Kawaljeet Kumar – Owns a café, experimenting with AI use cases in the food sector.
Pratyush Shukla – Experienced in resource management for AI workloads.
Krishna Kumar Soni – Interested in AI applications for specific industry use cases.
Current Challenges:
Challenges in Distributed Computing
Network Latency & Bottlenecks: When running distributed inference across multiple devices, network speed becomes a critical factor. The slowest network connection can limit the overall speed.
Bandwidth Constraints: Standard internet speeds (1Gbps or 10Gbps) may not be sufficient for efficient distributed inference, while high-speed networking (100Gbps) is expensive.
Sharding Complexity: Efficiently partitioning and distributing model layers across devices without excessive latency is a challenge.
Federated Learning Issues: While federated learning helps in distributed training, it still requires well-optimized aggregation mechanisms.
Challenges in Model Training & Optimization
FP8 Adoption & Accuracy Trade-offs: While FP8 offers efficiency gains, it is not always viable for every part of the model. Sensitive areas like embeddings require higher precision.
Compute Cost & Availability: Training a full-scale foundation model requires high-end GPUs like H100s, which are expensive and not always accessible.
Resource Allocation for Hindi & Other Niche Models: Training models for Indian languages or domain-specific use cases requires custom datasets and computational resources.

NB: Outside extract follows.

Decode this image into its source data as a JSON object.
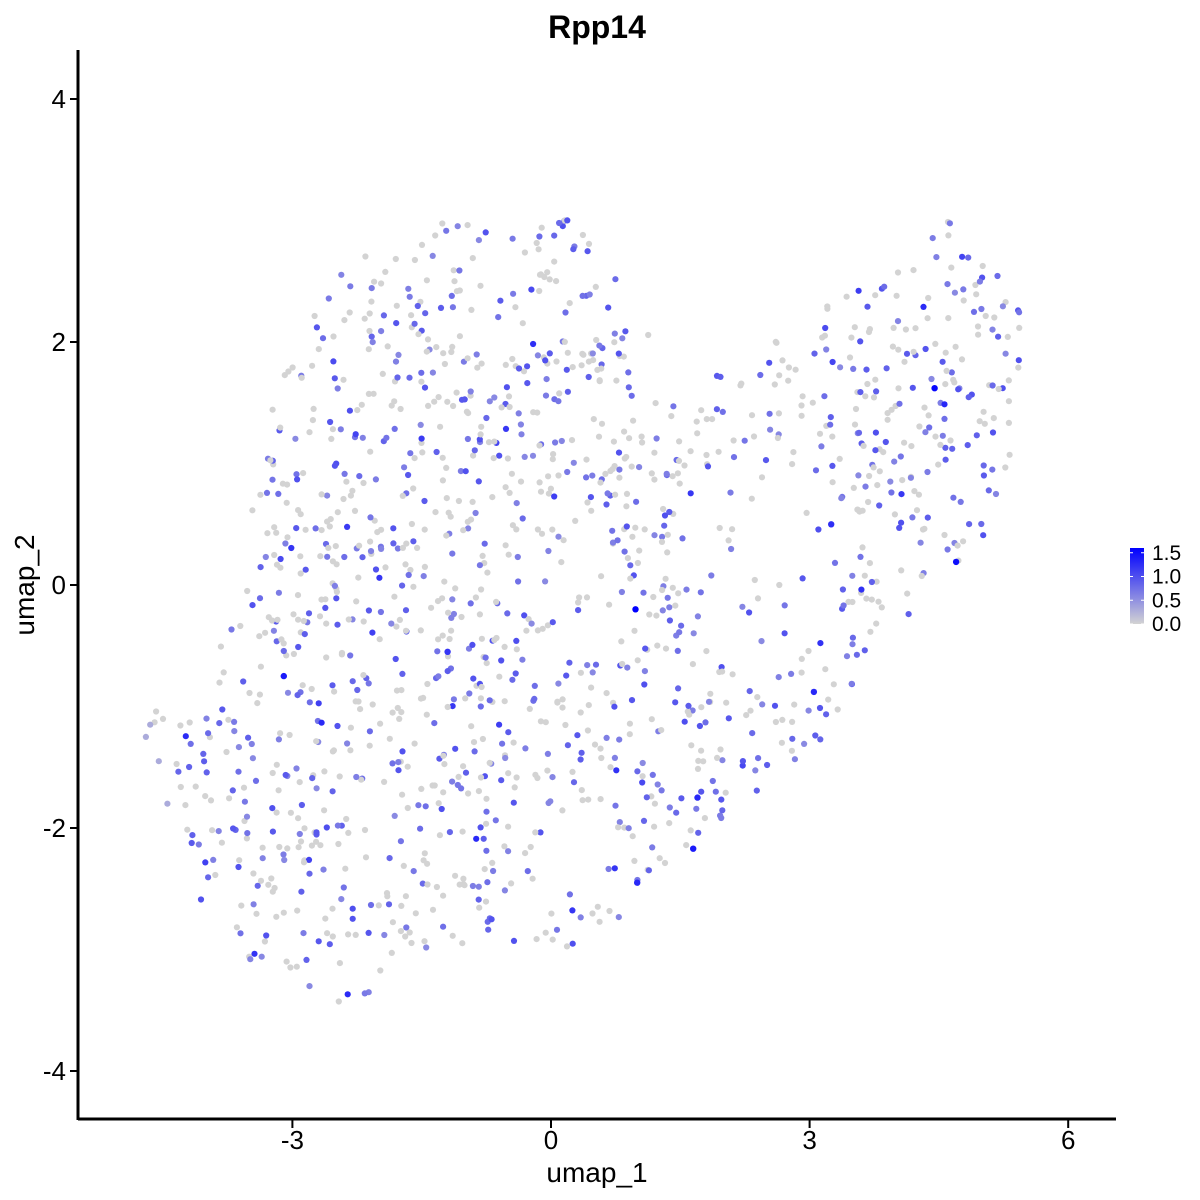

Memory & Compute Limits on Local Devices: Training on consumer hardware is limited by VRAM, requiring optimization techniques like quantization and model parallelism.
Challenges in Infrastructure & Deployment
Setting Up Secure Networks: Step 1 involves creating a gateway to securely connect multiple devices across different locations, which requires expertise in networking.
Scaling Compute Efficiently: Expanding from a small setup to a large-scale distributed system introduces challenges in device synchronization and load balancing.
Cost Optimization for Cloud & On-Premise Resources: Using cloud services like SFCompute or Vast.ai can be expensive for long-term training unless optimized correctly.
Ensuring Model Trustworthiness & Bias Reduction: Current LLMs often exhibit biases, and training models in local languages like Hindi or domain-specific knowledge areas requires careful dataset curation.